David Simpson, owner and head of product and partnerships, Medilogik

“Labour put a commitment to reduce waiting lists at the heart of its general election campaign.

“It has promised additional capacity to do this, but to succeed it will also need IT systems to support the accurate recording of data.

“Without these, it will not be possible to make sure that resources are used to the maximum and duplicate procedures are not carried out to the detriment of the patient and the environment.

“When projects are launched, it is absolutely crucial that NHS England and other bodies liaise in a timely fashion to enable med tech suppliers to support them and audit the outcomes.

“Labour’s commitment to expanding the use of community diagnostic centres (CDCs) and outsourcing work to the independent sector should undoubtedly have a significant effect on waiting times. Again, though, technology needs to be considered.

“Data captured by CDCs and private providers needs to be shared with the referring trust’s electronic patient record (EPR) to ensure we are not creating a surveillance problem in the years ahead, due poor data sharing.”

Christopher Wright, chief executive, beetroot digital health solutions

“With stretched resources and growing waiting lists, it’s vital that the NHS has access to digital tools that help staff do more with less.

“Therefore, now in power, Labour needs to deliver on its commitments to use health tech to support healthier, independent living, quickly and effectively.

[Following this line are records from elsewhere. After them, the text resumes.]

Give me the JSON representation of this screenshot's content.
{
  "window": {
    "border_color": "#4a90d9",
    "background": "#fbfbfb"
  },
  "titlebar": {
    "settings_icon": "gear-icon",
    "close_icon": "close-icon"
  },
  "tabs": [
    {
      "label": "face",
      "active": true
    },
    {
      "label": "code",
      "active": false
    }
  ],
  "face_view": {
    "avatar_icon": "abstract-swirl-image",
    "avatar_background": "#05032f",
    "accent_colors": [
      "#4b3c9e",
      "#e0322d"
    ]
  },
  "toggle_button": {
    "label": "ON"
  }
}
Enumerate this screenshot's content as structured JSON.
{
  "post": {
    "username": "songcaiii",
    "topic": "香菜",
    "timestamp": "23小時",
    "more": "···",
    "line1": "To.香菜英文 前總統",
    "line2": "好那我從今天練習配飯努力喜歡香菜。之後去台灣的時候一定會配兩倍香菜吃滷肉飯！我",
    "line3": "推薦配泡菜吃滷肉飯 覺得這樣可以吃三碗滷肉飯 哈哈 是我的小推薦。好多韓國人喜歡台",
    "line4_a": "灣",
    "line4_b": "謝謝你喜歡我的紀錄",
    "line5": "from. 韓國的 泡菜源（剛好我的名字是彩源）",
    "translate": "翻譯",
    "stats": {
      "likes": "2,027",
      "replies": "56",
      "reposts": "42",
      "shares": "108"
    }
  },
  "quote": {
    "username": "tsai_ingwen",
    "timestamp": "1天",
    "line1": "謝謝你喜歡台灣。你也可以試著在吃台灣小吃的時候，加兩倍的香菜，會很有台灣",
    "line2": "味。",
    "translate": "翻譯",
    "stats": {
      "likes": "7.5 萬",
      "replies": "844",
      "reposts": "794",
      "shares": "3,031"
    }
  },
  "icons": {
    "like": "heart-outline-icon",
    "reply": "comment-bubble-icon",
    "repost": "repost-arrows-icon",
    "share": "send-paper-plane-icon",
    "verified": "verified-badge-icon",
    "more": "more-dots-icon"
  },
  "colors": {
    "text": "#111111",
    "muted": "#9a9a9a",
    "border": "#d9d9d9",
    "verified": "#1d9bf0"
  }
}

“Specifically, they need to invest further in remote patient monitoring and management tools, so that the NHS can scale these solutions beyond the pockets of proven examples in England (which span more than just virtual wards).

“These technologies enable clinicians to assess patients in the home or community, mitigate unnecessary trips to the hospital for certain patients, and help prioritise those who need to be seen by a clinician urgently.”

Ryan Reed, digital transformation expert, SPS

“The focus must be on the workforce and specifically, ensuring existing staff are adequately equipped to do their jobs.

“Our recent research with the Royal College of Nursing Information and Learning subsidiary showed that nurses spend half their time on admin like tacking down transport and booking appointments, which can be managed by digital tools and non-clinical staff.

“This wholly avoidable burden, which isn’t just affecting nurses, is one of the main reasons staff want to leave the NHS.

“The Labour government has to tackle this systemic problem by delivering the universal adoption of technology that delivers outcomes-based transformation, such as EPRs and digital booking services, alongside outsourcing that can remove menial tasks and increase productivity.

“The long-awaited tech workforce strategy that didn’t transpire under the previous government would go a long way in ensuring there is a clear mandate and plan to deliver this.”